Utah’s economic benefit from coal mining and coal-fueled electricity generation is substantial, estimated at nearly three billion dollars. Most of Utah’s coal is produced from mines in a few rural counties. Most of the coal extracted is used to generate electricity at power plants in the state. While coal mining and coal-fueled electricity generation only provide direct employment to about 2,500 Utahns, this equates to over 5% of the 50,000 nonfarm jobs in seven rural counties – and there are a considerable number of support jobs as well. Accordingly, coal-related operations are important in several rural areas of the state. Coal-related jobs are also some of the best paying jobs available, and they bring in considerable tax revenues and natural resource royalties to these local economies.
Trump administration policies will not likely increase Utah’s coal mining or coal-fueled power generation. Coal-fueled power plants may continue to close even with the unwinding of Obama administration greenhouse gas policies and other environmental regulations.
• Approximately 1,000 people work in Utah’s coal mines. Many trucking and other kinds of jobs exist to support coal mining operations.
• Productivity improvements resulted in increased coal production in the 20th century, particularly in the 1980s.
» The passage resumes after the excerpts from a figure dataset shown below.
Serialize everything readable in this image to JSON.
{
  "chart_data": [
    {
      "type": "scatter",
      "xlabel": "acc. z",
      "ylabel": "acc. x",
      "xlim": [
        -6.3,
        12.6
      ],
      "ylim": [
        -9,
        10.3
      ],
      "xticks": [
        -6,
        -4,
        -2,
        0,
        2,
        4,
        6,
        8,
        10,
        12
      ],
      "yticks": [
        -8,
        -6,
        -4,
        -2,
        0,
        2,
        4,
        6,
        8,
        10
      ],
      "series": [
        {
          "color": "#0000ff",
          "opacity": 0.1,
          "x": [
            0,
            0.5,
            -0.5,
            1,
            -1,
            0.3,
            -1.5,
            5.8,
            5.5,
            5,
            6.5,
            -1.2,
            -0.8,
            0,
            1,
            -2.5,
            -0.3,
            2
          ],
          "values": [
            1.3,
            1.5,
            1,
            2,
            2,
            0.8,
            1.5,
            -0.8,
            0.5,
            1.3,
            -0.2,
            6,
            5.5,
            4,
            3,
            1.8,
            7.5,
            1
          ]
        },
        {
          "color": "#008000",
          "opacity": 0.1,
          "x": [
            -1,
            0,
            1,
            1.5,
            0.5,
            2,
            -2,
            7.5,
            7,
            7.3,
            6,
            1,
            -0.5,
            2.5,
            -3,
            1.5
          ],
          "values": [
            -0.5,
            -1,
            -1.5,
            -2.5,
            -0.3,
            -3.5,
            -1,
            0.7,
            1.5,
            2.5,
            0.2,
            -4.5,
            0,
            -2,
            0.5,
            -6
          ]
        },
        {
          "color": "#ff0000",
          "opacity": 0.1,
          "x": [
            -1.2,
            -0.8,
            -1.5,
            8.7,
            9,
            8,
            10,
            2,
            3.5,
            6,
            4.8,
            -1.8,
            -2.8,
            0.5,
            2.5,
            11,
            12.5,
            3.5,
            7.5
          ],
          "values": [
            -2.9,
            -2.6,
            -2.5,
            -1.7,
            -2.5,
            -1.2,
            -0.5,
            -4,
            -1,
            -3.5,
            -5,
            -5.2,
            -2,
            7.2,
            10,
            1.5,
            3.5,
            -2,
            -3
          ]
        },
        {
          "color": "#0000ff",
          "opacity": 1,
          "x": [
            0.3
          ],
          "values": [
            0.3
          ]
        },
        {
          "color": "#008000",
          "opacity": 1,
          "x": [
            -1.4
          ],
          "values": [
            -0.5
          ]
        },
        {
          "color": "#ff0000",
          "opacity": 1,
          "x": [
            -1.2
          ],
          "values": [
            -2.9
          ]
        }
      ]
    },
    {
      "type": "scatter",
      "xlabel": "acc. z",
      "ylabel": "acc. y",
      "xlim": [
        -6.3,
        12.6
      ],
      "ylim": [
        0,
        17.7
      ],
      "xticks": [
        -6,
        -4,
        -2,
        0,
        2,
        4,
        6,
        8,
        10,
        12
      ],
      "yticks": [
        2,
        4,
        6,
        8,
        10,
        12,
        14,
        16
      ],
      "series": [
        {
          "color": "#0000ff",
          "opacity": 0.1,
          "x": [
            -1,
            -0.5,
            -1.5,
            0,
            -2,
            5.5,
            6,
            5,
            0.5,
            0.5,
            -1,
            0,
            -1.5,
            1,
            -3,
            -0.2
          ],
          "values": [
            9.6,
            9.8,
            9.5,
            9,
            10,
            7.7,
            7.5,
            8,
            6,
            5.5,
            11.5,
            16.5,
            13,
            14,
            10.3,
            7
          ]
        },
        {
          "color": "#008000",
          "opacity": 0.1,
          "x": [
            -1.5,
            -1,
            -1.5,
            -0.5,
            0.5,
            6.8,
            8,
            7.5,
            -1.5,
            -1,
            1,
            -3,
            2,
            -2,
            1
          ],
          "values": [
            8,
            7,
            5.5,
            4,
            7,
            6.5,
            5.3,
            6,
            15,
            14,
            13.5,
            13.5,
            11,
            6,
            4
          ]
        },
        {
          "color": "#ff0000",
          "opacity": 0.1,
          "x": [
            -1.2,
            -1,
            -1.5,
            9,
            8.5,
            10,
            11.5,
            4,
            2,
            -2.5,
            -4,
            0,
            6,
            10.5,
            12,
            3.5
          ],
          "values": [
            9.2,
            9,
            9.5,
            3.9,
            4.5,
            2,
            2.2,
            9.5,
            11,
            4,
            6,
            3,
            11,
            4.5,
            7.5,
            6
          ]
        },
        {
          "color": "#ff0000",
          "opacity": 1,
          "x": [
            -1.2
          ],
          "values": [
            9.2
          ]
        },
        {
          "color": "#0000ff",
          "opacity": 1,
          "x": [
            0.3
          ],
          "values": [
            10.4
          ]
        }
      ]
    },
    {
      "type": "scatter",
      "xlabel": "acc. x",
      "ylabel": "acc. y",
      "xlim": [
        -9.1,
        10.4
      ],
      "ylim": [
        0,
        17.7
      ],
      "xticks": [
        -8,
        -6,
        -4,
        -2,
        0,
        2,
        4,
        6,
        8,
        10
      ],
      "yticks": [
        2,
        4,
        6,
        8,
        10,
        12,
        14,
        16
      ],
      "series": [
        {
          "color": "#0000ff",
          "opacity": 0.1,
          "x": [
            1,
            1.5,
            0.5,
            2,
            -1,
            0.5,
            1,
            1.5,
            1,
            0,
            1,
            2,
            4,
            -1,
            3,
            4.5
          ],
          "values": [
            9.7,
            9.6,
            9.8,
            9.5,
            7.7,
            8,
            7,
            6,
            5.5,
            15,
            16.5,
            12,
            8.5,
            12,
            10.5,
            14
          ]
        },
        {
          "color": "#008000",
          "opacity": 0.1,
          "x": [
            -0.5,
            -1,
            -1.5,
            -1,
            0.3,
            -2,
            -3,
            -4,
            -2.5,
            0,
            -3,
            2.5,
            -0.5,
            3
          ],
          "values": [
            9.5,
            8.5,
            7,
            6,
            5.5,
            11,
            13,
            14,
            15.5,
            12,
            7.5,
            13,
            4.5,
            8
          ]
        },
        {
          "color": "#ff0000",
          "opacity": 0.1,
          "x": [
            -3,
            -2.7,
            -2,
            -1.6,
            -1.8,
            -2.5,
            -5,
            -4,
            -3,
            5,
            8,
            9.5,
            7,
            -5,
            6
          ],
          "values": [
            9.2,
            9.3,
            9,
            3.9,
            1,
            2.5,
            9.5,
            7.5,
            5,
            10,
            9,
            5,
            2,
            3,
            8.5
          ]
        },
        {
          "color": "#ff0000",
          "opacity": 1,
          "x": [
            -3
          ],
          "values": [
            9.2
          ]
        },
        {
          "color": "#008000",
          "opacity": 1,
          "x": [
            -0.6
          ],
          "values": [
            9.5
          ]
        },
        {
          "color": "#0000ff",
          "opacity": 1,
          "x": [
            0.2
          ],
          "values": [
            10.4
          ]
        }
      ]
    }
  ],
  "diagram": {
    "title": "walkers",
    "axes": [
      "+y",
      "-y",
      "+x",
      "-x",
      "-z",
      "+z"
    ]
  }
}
At the same time, the number of coal mining jobs in Utah decreased.
• Recent reductions in coal mine employment are due to a decrease in demand, the result of low natural gas prices and increased coal-fueled electricity generation regulation.
• Approximately 1,500 people work in Utah’s fie coal-fueled power plants.
• One coal-fueled power plant closed in 2015, another coal-fueled operation is projected to end by 2025, and another by 2030. This will mean a loss of jobs but could also decrease the demand for coal from Utah’s mines.
• Trump administration policies may do little to “bring back” jobs for coal miners and coal-fueled power plants.